On view throughout Rockefeller Center until November 17, this curated selection of Fung’s newest works, titled “A Tale of Ancestral Memories,” is the latest installment of Art in Focus, a public art presentation produced in partnership with the Art Production Fund.

  • Photo by Daniel Greer
  • Photo by Daniel Greer

Born in 1987 in the suburbs of Ottawa, Ontario, Fung earned a Bachelor of Applied Arts in illustration from the Sheridan Institute of Technology and Design in 2009. After graduating, she rented a small studio in Toronto, where she met fine arts peers who introduced her to galleries and art spaces. “When I moved to New York City,” she says, “I would go to The Met once a week, every single week, for hours and hours.” That’s where her interest and knowledge in historical artifacts blossomed — a recurring motif in her new exhibition. Fung’s lush artwork has since been exhibited at Nicodim Gallery in Los Angeles, Jeffrey Deitch in New York, Pond Society in Shanghai, as well as other galleries in New York, Hong Kong, Bucharest, Toronto, Paris, Taipei, and London. “In previous bodies of work, I’ve focused on ways of describing how Asian women tend to be objectified through media, through words, through popular culture,” she says. “Or how Asian women are conflated with an object, and so I sometimes paint these objects into the work to discuss that, whether it's overt or more subliminal.”

To create her recently unveiled Rockefeller Center exhibition, Fung has been working 12-hour days for the past few months in her light-filled, 850-square-foot Bushwick art studio, alongside her 15-year-old dog, Gucci. She has produced a suite of new paintings and cast about 100 resin forms for mixed-media sculptures. Conceived as a visual odyssey, “A Tale of Ancestral Memories” tells the story of “travel in uncharted territories, from the depths of an ocean dark as the night, through troubled waters washing softly onto the shores of a land of infinite possibilities,” according to the artist statement. Diving into ideas of unearthing, in myriad forms, Fung’s dark and alluring oil paintings and cast-resin and metal sculptures spotlight hidden stories, perspectives, memories, and histories.

Photo by Daniel Greer
Photo by Daniel Greer

Set against weathered backdrops dripping with gray and white paint, the three vitrines at 45 Rockefeller Plaza contain site-specific sculptural vignettes that seem to emerge from oceanic depths. Jewel-toned orange fish entangled in a cage. An explosion of seashells caught mid-flight, seeming to escape from the confines of a metal grid. A patinated net jumbled with fish, crabs, and replicas of artifacts from the Shang Dynasty (ca. 1600–1046 B.C.) and Tang Dynasty (618-907 A.D.) — objects that Fung says she’s drawn to, in part, for their armor-like quality and because they’ve survived for such a long time.

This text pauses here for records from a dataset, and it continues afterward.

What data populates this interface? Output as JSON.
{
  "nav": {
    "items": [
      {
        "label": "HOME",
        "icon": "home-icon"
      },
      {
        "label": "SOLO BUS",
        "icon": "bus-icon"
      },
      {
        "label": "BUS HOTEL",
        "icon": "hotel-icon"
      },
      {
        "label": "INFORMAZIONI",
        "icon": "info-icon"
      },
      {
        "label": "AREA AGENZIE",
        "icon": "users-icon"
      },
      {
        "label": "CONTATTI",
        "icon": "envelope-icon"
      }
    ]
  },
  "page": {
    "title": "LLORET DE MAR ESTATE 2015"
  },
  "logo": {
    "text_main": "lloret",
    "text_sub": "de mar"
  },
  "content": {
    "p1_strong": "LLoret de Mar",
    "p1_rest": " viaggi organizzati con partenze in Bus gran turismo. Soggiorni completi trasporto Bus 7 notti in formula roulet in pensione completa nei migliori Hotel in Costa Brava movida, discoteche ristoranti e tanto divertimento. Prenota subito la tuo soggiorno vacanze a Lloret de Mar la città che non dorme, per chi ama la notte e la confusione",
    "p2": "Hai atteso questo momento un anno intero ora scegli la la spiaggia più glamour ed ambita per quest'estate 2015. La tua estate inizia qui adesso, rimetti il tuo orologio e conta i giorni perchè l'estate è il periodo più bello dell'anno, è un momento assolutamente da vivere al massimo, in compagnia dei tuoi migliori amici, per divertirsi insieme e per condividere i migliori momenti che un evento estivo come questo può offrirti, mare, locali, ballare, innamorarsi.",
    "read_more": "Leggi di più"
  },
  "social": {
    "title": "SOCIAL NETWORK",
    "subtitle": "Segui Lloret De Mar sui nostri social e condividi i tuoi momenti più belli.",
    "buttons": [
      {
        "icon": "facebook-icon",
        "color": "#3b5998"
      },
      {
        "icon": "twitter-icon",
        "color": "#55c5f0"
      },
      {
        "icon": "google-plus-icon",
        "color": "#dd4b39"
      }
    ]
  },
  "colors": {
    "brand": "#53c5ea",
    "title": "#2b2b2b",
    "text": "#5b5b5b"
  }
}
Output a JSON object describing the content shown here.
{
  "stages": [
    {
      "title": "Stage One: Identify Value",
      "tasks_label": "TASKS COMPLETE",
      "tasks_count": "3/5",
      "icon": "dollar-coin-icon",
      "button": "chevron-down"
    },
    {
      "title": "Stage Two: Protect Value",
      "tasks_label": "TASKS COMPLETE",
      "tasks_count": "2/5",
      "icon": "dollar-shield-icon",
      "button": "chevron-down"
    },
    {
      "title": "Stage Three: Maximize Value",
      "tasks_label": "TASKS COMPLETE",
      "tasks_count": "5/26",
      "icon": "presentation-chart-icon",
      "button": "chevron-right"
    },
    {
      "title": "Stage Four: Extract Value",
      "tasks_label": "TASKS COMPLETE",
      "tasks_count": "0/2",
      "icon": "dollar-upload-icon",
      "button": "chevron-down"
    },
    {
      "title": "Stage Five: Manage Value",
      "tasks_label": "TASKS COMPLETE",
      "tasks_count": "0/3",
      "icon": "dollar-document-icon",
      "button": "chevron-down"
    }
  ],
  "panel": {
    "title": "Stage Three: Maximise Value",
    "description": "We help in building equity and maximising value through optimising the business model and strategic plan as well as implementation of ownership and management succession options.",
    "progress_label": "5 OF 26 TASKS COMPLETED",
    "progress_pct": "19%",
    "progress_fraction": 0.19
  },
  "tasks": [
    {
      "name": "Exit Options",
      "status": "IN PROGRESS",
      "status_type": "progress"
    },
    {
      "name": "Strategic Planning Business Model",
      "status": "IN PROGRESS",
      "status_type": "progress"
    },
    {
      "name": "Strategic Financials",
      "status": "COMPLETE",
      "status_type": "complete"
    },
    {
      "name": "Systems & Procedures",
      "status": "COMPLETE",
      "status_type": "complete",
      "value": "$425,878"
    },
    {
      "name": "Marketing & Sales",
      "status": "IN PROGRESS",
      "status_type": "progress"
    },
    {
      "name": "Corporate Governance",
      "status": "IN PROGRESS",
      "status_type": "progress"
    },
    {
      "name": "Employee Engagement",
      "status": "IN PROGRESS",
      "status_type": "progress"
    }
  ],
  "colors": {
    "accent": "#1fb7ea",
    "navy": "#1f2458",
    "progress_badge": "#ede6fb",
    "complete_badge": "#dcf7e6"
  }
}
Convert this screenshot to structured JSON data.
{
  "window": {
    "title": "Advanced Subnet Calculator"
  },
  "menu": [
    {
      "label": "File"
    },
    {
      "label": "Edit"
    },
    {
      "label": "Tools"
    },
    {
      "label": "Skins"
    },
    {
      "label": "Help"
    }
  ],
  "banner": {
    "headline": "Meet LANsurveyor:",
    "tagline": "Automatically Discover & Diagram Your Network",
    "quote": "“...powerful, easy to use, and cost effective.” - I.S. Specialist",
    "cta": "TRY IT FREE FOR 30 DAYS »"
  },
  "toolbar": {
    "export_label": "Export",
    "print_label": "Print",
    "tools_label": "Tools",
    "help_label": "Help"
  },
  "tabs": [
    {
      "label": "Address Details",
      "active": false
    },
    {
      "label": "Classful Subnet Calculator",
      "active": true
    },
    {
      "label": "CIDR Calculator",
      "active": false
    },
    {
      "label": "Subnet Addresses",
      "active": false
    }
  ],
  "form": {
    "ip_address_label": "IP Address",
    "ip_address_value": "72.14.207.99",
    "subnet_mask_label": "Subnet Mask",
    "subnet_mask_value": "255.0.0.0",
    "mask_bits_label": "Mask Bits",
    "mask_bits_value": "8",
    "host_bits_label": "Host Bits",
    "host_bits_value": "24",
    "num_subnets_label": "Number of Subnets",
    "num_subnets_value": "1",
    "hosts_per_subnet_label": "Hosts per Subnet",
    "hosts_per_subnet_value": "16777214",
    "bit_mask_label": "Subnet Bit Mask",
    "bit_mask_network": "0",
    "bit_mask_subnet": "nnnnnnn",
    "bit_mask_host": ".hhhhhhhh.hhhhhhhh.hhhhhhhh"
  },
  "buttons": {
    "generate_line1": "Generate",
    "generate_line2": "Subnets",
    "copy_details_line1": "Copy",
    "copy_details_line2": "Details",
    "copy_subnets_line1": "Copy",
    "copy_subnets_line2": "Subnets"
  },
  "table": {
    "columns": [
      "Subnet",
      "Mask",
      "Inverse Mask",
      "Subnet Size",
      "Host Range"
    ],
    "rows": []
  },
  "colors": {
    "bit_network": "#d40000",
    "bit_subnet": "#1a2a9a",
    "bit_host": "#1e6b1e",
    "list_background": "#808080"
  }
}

At the narrative heart of the exhibition, a labyrinthine, 125-foot vinyl mural installed on the Rink Level depicts an ethereal realm, originally rendered at two-thirds scale in a palette of sepia, terracotta, jade, seaweed, marine blues, and onyx oil paints on linen that’s been gessoed and sanded smooth. Throughout the surreal landscapes, you’ll encounter ama (Japanese free divers, a majority of whom are women, who forage for seafood and pearls) peering into ink-black waters, many-oared boats floating on churning waters, seashell flowers, coral forests, ancient objects, and wobbly bows and arrows wielded by disembodied arms. It’s a vision of an alternate world, the artist statement explains, “rooted in the redefining of the overlooked and misperceived” with “a reinvented history, in which patriarchal colonial perspectives come undone.”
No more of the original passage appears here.